While your music is critically acclaimed and reasonably popular, you’re hardly prolific and don’t tour all the time how do you make a living from it?

Some money comes from the TV synch stuff and, I don’t know, I tour quite a bit. I get by. I do alright. Music is an unusual way to earn a living now but you muddle by.

There was amazing music, a time of great change and hope... For 24 hours I’d hang out with some poets and revolutionaries and hear some beautiful music

Robert Wyatt considers his debut solo album The End of an Ear as juvenilia and tends to be dismissive of it, regarding his second album Rock Bottom as his true debut. This seems to be how you regard SuperpinkyMandy, the album you recorded with William Orbit in 1993, in relation to Trailer Park. Is that true?

Yeah, SuperpinkyMandy is very much a William Orbit record. I wrote the songs but he very much drove the sound. I was put through a machine, is how I feel about that, in that a machine created the sound of my voice. I felt very much in that time I wasn’t sure whether it was coming from him or me. I think what happened is it pushed me to prove myself. From thereon I chose my musicians, I wrote my songs, chose the producers – from thereon I steered my course.

What do you think about the whole EDM boom, with dance music taking America by storm these last five years?

The EDM boom has been going on a lot longer than that, with the Chemical Brothers and so on. As far as the last five years go, I haven’t paid it any real attention. It’s not on my radar at all.

What music are you listening to at the moment?
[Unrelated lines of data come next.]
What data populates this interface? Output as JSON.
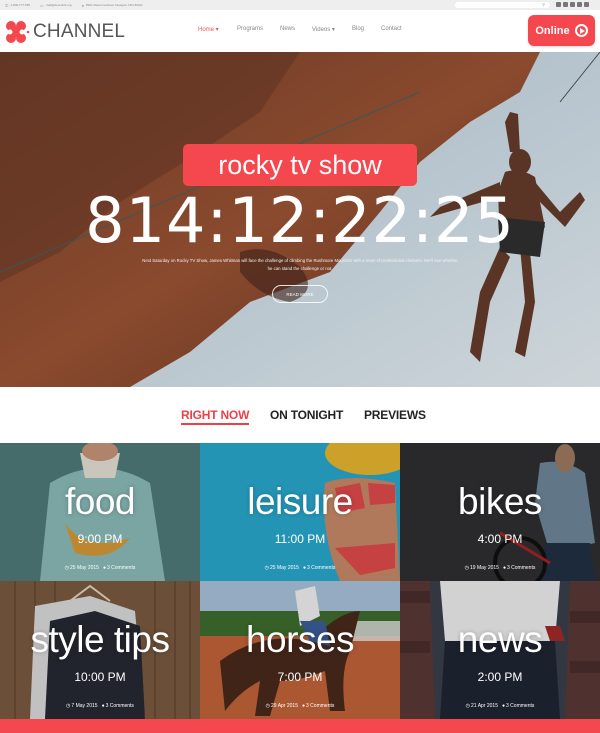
{
  "topbar": {
    "phone": "1-800-777-555",
    "email": "mail@demolink.org",
    "address": "8901 Marmora Road, Glasgow, D04 89GR",
    "search_placeholder": "",
    "social_icons": [
      "facebook-icon",
      "google-plus-icon",
      "twitter-icon",
      "dribbble-icon",
      "instagram-icon"
    ]
  },
  "header": {
    "logo_text": "CHANNEL",
    "nav": [
      {
        "label": "Home",
        "active": true,
        "has_dropdown": true
      },
      {
        "label": "Programs",
        "active": false,
        "has_dropdown": false
      },
      {
        "label": "News",
        "active": false,
        "has_dropdown": false
      },
      {
        "label": "Videos",
        "active": false,
        "has_dropdown": true
      },
      {
        "label": "Blog",
        "active": false,
        "has_dropdown": false
      },
      {
        "label": "Contact",
        "active": false,
        "has_dropdown": false
      }
    ],
    "online_label": "Online"
  },
  "hero": {
    "title": "rocky tv show",
    "countdown": "814:12:22:25",
    "description": "Next Saturday on Rocky TV Show, James Whitman will face the challenge of climbing the Rushmore Mountain with a team of professional climbers. We'll see whether he can stand the challenge or not.",
    "read_more": "READ MORE"
  },
  "tabs": [
    {
      "label": "RIGHT NOW",
      "active": true
    },
    {
      "label": "ON TONIGHT",
      "active": false
    },
    {
      "label": "PREVIEWS",
      "active": false
    }
  ],
  "shows": [
    {
      "title": "food",
      "time": "9:00 PM",
      "date": "25 May 2015",
      "comments": "3 Comments"
    },
    {
      "title": "leisure",
      "time": "11:00 PM",
      "date": "25 May 2015",
      "comments": "3 Comments"
    },
    {
      "title": "bikes",
      "time": "4:00 PM",
      "date": "19 May 2015",
      "comments": "3 Comments"
    },
    {
      "title": "style tips",
      "time": "10:00 PM",
      "date": "7 May 2015",
      "comments": "3 Comments"
    },
    {
      "title": "horses",
      "time": "7:00 PM",
      "date": "29 Apr 2015",
      "comments": "3 Comments"
    },
    {
      "title": "news",
      "time": "2:00 PM",
      "date": "21 Apr 2015",
      "comments": "3 Comments"
    }
  ],
  "colors": {
    "accent": "#f5474e",
    "tab_active": "#ec3f48",
    "topbar_bg": "#eeeeee"
  }
}
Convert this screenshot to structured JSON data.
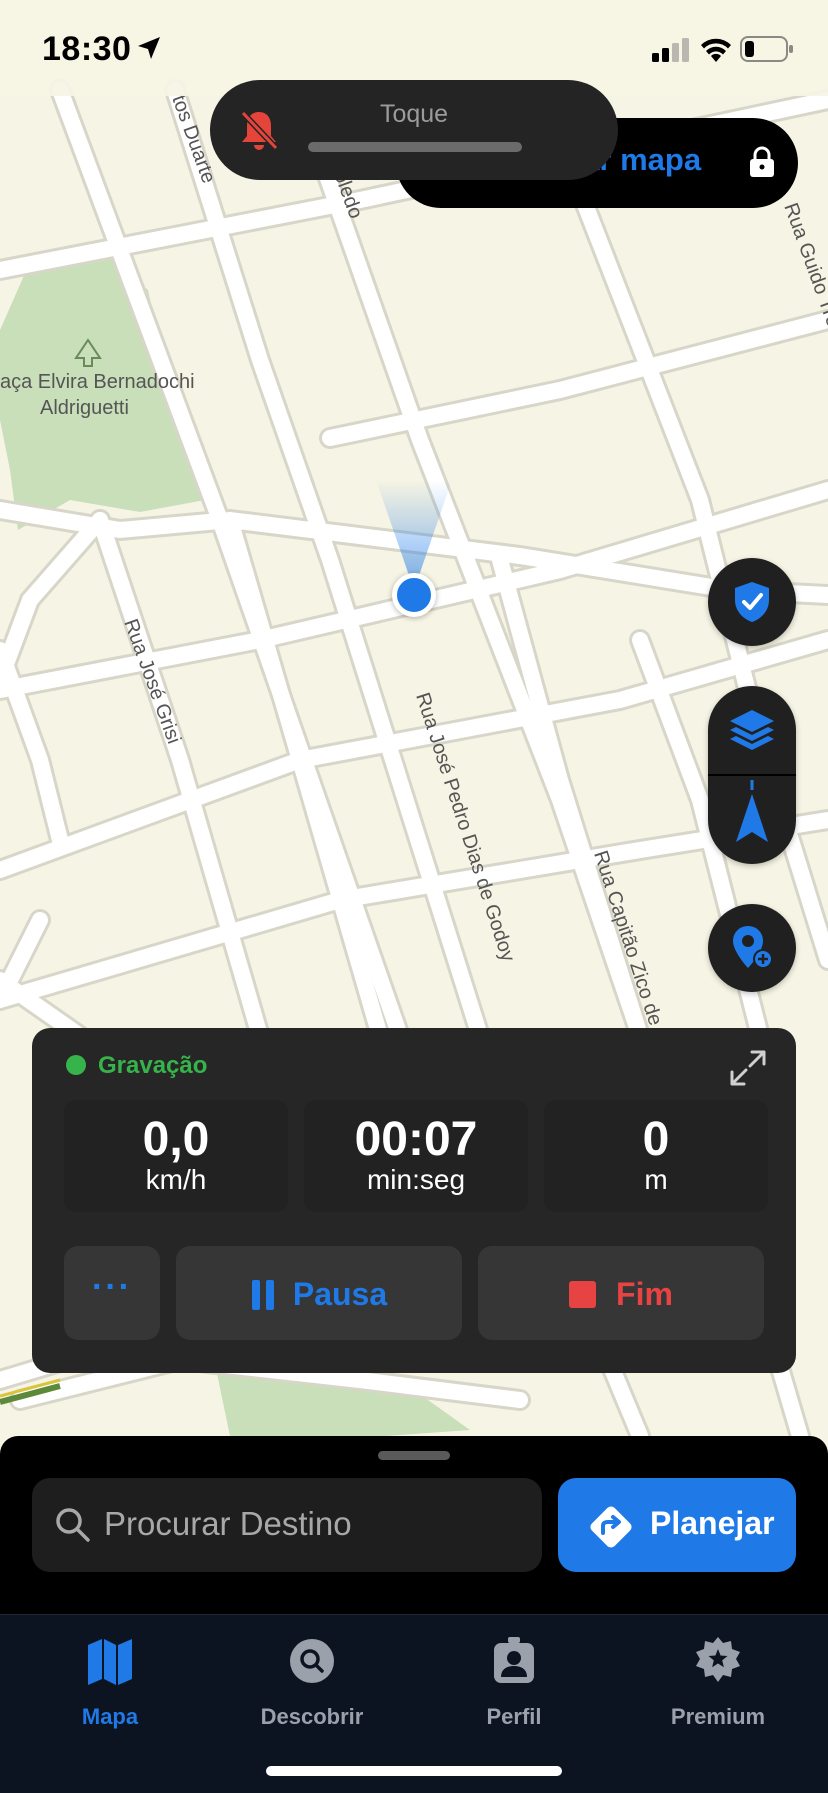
{
  "status_bar": {
    "time": "18:30",
    "location_icon": "location-arrow-icon",
    "signal_icon": "cellular-signal-icon",
    "wifi_icon": "wifi-icon",
    "battery_icon": "battery-low-icon"
  },
  "notification": {
    "label": "Toque",
    "icon": "bell-muted-icon",
    "icon_color": "#e5443a"
  },
  "map_lock": {
    "label": "egar mapa",
    "icon": "lock-icon"
  },
  "map": {
    "labels": {
      "park": "aça Elvira Bernadochi",
      "park_line2": "Aldriguetti",
      "duarte": "tos Duarte",
      "toledo": "oledo",
      "guido": "Rua Guido Trevise",
      "grisi": "Rua José Grisi",
      "godoy": "Rua José Pedro Dias de Godoy",
      "zico": "Rua Capitão Zico de"
    },
    "colors": {
      "background": "#f6f4e4",
      "road": "#ffffff",
      "road_edge": "#d8d6c8",
      "park": "#c8dfba"
    }
  },
  "map_controls": {
    "shield": "shield-check-icon",
    "layers": "layers-icon",
    "north": "north-arrow-icon",
    "add_poi": "add-place-icon"
  },
  "recording": {
    "status": "Gravação",
    "status_color": "#36b34a",
    "expand_icon": "expand-icon",
    "stats": [
      {
        "value": "0,0",
        "unit": "km/h"
      },
      {
        "value": "00:07",
        "unit": "min:seg"
      },
      {
        "value": "0",
        "unit": "m"
      }
    ],
    "more_label": "···",
    "pause_label": "Pausa",
    "stop_label": "Fim",
    "pause_color": "#1f7ae8",
    "stop_color": "#e84343"
  },
  "search": {
    "placeholder": "Procurar Destino",
    "plan_label": "Planejar",
    "accent": "#1f7ae8"
  },
  "tabs": [
    {
      "label": "Mapa",
      "icon": "map-icon",
      "active": true
    },
    {
      "label": "Descobrir",
      "icon": "discover-icon",
      "active": false
    },
    {
      "label": "Perfil",
      "icon": "profile-icon",
      "active": false
    },
    {
      "label": "Premium",
      "icon": "premium-badge-icon",
      "active": false
    }
  ]
}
Erykah Badu’s new record [But You Caint Use My Phone], also Joanna Newsom’s new record [Divers]. I’m not terribly well connected but those records I like. We have music on all the time at home, a whole slew of things. We all have playlists, a little dance party with me and the kids. If it’s my son, it’s Octonauts to Thelonious Monk, if it’s my husband, it’s Wayne Shorter to… I don’t know, he listens to everything, and my daughter is really into Blondie and Paul Simon.

If you had a time machine and could go back anywhere for 24 hours, where would you go?

Maybe I’d go to the mid-Sixties, when it was all going off with Martin Luther King and politically there was a sense of revolution, the rise of civil rights. I might go back to that period. There was amazing music, a time of great change and hope, also a very difficult time. For 24 hours I’d hang out with some poets and revolutionaries and hear some beautiful music.

What do you have forthcoming this year?

The new album, Kidsticks, comes out at the end of May. I’m doing the two Brighton Festival gigs and Rough Trade East in London, then touring America for almost a month. I’m playing a few festivals. One I’m very excited about is Caught by the River at Fulham Palace on the first weekend in August, then there will be more touring the UK in September.